Ausência de desgaste agudo da musculatura esquelética e cardíaca em atletas amadores de triathlon
DOI:
https://doi.org/10.1590/1980-0037.2009v11n1p37Resumo
A creatina quinase (CK) e a sua fração músculo-cérebro (CK MB) podem estar ligadas a danos no tecido muscular e cardíaco, respectivamente, como conseqüência de exercícios prolongados e intensos. O estudo teve como objetivo verificar se a variação aguda da CK e da CK MB reflete algum risco de desgaste acentuado para a musculatura esquelética e cardíaca, de atletas amadores, após o Ironman 70.3. A amostra foi composta por dez atletas voluntários, masculinos (idade= 34,0 ± 9,2 anos). A amostra de sangue venoso (2mL) foi coletada antes e após o Ironman 70.3. Os voluntários completaram o percurso em 5h20min à 6h. A CK e a CK MB foram analisadas pelo método enzimático, usando reagentes Wienner lab?, em um espectrofotômetro automático (Targa bt 3000?).

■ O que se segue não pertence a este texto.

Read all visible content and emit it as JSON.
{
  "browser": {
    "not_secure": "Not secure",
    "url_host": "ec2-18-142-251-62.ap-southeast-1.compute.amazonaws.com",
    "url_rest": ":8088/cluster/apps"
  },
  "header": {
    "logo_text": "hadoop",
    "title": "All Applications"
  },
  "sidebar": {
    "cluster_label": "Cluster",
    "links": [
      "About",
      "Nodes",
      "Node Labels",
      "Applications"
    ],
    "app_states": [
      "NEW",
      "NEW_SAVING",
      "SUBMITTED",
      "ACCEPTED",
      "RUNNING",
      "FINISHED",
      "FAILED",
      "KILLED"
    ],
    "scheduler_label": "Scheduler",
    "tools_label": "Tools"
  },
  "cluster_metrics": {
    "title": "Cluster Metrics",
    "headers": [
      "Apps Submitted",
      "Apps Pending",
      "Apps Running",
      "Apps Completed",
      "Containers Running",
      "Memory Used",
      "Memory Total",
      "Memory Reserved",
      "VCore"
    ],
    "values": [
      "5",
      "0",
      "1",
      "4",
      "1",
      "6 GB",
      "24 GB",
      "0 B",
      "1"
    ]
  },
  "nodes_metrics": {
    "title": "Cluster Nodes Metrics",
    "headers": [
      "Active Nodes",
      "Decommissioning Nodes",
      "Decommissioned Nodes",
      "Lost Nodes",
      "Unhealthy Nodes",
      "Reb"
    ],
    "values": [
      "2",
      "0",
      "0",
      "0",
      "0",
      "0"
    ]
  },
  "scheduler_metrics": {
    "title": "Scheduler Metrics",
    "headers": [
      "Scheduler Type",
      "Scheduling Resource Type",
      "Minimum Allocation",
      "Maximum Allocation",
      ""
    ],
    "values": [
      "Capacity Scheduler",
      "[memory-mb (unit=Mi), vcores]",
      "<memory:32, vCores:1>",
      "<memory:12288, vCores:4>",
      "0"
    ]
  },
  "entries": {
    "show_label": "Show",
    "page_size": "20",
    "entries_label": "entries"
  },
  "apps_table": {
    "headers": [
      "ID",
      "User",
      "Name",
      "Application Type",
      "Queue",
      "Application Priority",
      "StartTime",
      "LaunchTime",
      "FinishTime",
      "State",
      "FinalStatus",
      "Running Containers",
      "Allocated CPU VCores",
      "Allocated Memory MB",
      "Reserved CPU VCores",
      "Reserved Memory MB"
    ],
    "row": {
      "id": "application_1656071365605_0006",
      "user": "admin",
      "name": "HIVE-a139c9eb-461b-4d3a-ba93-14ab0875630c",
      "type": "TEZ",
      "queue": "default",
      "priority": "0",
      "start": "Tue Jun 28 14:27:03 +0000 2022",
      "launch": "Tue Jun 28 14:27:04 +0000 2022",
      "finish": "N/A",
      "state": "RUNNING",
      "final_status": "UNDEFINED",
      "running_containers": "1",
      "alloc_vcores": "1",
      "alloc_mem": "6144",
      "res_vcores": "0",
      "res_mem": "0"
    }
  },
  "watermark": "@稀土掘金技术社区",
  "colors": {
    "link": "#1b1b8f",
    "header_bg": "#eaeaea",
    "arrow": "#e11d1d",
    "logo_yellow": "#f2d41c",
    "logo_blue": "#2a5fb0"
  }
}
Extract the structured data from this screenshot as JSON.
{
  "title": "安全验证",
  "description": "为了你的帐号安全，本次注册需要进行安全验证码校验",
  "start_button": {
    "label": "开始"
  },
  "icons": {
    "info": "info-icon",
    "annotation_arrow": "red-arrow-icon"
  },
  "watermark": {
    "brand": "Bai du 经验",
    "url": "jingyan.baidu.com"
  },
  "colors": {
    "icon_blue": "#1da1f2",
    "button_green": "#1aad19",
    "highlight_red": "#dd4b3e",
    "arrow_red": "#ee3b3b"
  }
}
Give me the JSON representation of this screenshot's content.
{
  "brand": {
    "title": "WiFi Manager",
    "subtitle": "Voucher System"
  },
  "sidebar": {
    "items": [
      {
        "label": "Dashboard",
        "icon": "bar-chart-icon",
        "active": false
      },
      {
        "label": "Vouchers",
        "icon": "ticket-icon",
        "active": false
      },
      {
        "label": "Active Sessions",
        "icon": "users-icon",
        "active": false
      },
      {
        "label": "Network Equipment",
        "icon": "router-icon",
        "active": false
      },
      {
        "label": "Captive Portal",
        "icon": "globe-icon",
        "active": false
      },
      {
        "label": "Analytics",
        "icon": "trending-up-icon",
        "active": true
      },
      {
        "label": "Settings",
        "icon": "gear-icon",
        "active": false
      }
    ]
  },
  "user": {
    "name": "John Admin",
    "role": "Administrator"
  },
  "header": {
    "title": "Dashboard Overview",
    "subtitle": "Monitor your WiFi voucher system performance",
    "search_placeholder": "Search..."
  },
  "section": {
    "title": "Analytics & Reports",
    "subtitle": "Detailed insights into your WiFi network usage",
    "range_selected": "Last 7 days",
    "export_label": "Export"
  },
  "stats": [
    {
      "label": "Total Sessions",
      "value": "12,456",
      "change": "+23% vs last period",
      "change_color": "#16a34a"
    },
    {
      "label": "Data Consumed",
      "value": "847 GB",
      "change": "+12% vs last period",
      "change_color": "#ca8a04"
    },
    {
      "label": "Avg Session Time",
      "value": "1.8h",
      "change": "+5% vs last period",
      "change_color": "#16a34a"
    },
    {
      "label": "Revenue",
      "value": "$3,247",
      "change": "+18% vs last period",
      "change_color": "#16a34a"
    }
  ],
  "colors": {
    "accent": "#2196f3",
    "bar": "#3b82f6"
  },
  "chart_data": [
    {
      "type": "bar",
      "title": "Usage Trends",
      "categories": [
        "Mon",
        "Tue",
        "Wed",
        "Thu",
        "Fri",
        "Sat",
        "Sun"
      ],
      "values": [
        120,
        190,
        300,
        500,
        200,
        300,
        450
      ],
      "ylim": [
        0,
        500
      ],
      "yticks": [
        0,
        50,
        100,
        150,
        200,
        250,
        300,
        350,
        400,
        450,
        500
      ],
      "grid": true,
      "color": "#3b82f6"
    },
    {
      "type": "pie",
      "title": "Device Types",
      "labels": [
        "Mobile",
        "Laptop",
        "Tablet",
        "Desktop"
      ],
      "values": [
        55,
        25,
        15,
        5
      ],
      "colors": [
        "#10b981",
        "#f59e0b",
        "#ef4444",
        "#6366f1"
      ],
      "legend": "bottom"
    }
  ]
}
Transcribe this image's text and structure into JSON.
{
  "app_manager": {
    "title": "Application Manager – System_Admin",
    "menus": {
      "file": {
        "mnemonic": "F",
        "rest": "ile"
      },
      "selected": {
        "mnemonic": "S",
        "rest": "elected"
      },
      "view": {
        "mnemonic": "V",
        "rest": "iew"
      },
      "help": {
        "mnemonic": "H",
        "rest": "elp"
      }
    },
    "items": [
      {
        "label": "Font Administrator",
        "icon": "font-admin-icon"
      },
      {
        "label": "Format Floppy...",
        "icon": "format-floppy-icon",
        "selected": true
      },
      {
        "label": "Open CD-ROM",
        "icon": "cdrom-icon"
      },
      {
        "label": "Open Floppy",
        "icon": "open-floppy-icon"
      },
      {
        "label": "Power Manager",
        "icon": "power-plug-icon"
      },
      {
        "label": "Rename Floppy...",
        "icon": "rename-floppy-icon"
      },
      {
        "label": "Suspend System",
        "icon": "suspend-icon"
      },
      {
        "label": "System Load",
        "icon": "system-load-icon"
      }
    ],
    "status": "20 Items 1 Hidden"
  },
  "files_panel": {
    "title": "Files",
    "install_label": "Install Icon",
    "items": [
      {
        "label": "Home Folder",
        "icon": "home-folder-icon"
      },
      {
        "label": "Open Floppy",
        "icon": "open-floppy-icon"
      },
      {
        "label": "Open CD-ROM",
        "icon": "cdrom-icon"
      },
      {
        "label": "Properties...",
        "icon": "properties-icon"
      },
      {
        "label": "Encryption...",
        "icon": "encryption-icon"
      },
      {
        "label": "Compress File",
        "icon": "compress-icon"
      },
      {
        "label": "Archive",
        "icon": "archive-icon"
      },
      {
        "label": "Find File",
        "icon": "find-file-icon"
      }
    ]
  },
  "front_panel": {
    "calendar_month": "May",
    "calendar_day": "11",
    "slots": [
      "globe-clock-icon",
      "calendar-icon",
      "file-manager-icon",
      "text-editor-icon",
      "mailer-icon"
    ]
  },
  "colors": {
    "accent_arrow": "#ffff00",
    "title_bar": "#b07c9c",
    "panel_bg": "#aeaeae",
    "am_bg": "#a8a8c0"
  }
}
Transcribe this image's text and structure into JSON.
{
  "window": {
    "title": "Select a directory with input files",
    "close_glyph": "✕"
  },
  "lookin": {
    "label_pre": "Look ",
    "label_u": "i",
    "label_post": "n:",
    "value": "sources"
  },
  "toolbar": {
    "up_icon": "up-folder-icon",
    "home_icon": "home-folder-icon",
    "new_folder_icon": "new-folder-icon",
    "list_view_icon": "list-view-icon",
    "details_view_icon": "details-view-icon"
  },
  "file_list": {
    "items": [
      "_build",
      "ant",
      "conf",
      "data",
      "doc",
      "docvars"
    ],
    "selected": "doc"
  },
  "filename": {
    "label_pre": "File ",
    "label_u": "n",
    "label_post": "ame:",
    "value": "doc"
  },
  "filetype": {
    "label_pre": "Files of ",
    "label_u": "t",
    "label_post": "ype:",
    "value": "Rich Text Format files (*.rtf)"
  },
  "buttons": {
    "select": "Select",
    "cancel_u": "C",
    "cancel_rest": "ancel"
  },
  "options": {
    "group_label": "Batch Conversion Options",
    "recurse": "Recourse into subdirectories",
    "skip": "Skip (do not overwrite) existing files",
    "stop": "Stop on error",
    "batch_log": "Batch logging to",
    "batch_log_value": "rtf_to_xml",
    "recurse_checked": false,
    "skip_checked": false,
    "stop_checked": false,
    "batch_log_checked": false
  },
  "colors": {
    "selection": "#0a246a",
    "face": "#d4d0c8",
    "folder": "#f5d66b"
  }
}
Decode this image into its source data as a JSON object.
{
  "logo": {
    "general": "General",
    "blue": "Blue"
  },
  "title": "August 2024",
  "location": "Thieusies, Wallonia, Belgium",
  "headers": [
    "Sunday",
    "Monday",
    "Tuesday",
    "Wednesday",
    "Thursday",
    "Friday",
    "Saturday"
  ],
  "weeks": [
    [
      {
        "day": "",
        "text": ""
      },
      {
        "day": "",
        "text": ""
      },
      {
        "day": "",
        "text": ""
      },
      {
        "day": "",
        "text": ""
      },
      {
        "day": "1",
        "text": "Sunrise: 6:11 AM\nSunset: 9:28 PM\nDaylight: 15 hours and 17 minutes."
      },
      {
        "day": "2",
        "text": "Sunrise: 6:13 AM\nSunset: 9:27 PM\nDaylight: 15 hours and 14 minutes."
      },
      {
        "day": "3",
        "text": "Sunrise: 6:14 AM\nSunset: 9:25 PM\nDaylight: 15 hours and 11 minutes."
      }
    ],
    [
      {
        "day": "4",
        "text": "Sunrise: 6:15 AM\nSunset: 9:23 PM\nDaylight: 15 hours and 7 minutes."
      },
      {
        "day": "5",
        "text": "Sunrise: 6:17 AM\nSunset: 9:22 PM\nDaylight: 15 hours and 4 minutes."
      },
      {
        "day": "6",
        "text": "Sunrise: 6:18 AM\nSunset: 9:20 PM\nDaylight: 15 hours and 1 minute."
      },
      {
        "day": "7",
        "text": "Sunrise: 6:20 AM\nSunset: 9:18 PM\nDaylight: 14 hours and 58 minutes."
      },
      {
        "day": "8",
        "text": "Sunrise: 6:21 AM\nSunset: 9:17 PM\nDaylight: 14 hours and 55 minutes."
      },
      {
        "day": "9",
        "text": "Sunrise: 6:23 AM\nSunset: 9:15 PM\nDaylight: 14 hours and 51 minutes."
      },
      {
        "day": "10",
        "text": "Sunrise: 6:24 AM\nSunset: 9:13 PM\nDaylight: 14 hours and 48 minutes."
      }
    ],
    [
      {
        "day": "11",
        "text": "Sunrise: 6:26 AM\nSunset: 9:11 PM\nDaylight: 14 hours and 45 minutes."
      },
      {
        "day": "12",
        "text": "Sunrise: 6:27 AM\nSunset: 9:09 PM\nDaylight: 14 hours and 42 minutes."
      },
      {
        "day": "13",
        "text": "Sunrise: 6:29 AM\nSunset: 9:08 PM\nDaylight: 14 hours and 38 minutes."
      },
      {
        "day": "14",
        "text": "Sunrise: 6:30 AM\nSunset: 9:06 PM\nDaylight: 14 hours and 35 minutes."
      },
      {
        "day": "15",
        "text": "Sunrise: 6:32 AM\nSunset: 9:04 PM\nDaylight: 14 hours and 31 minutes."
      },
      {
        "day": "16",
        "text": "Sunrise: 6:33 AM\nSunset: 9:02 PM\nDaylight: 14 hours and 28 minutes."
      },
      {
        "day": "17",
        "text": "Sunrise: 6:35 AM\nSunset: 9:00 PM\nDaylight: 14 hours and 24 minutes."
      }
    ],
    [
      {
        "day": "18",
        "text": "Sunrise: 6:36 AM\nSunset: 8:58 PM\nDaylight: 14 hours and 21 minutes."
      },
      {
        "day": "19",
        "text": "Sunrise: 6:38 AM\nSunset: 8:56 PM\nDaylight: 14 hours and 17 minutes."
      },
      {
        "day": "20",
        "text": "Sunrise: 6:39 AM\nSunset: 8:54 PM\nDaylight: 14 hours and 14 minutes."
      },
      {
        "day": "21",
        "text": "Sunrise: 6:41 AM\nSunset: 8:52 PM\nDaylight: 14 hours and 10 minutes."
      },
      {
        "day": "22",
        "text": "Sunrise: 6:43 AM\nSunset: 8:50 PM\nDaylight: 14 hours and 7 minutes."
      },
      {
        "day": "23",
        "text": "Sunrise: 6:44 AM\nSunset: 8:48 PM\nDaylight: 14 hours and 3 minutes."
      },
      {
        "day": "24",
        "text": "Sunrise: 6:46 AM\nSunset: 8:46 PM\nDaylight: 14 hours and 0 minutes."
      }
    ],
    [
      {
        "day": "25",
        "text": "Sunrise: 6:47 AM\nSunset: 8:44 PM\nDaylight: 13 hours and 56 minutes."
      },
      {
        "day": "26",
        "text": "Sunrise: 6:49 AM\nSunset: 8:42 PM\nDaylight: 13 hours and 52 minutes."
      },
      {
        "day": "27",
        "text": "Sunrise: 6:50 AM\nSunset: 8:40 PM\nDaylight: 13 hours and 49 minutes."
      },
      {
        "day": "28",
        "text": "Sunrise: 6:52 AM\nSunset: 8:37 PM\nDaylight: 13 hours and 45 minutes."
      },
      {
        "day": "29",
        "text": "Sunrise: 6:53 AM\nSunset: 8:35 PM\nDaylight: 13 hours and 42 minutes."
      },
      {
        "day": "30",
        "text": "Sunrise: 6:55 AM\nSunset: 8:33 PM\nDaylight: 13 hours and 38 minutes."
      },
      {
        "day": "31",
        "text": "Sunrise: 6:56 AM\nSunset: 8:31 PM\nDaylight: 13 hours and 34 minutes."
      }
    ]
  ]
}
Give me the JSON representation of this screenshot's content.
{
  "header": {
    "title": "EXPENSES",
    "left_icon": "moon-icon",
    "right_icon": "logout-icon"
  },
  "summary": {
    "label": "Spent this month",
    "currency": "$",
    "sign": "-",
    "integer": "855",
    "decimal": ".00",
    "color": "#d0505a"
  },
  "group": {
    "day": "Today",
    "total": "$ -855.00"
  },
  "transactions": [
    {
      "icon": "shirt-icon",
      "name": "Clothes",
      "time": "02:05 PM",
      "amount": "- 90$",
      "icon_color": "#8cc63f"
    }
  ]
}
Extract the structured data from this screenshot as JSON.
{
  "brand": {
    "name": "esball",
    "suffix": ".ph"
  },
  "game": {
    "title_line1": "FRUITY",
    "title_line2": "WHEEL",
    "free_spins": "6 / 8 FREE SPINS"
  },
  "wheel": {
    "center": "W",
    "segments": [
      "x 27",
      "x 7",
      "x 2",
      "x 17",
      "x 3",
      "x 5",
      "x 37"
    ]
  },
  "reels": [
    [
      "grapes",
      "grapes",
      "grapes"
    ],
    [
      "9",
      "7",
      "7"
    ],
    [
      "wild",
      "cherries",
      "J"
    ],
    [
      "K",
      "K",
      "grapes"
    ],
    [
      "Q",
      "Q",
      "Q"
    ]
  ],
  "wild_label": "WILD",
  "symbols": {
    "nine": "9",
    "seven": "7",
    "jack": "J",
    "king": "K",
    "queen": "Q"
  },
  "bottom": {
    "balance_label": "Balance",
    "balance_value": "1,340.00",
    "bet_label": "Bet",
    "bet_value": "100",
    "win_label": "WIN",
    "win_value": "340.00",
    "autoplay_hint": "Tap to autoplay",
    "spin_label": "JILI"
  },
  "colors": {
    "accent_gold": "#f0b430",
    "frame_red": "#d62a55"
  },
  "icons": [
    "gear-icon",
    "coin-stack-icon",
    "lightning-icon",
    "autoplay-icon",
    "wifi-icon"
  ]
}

O teste não paramétrico de Wilcoxon indicou diferenças significativas (p <0,05) entre os períodos pré e pós competição nas variáveis estudadas. Os valores médios foram: CK= 112,23 ± 34,9U/L e 458,0 ± 204,9U/L (?%= 418,2); CK MB= 7,4 ± 2,6U/L e 10,8 ± 3,9U/L (?%= 153,3), respectivamente, para pré e pós. A variação relativa da CK MB em relação à CK, pré (6,9%) e pós competição (2,5%), indicou que este não é um fator tão preocupante durante o exercício extenuante de longa duração, como o Ironman 70.3. Conclui-se que a concentração aguda de CK, logo após o término do exercício extenuante de longa duração, indicou desgaste da musculatura esquelética, porém considerado normal para atletas. Quanto à CK MB, o desgaste da musculatura cardíaca foi inexistente.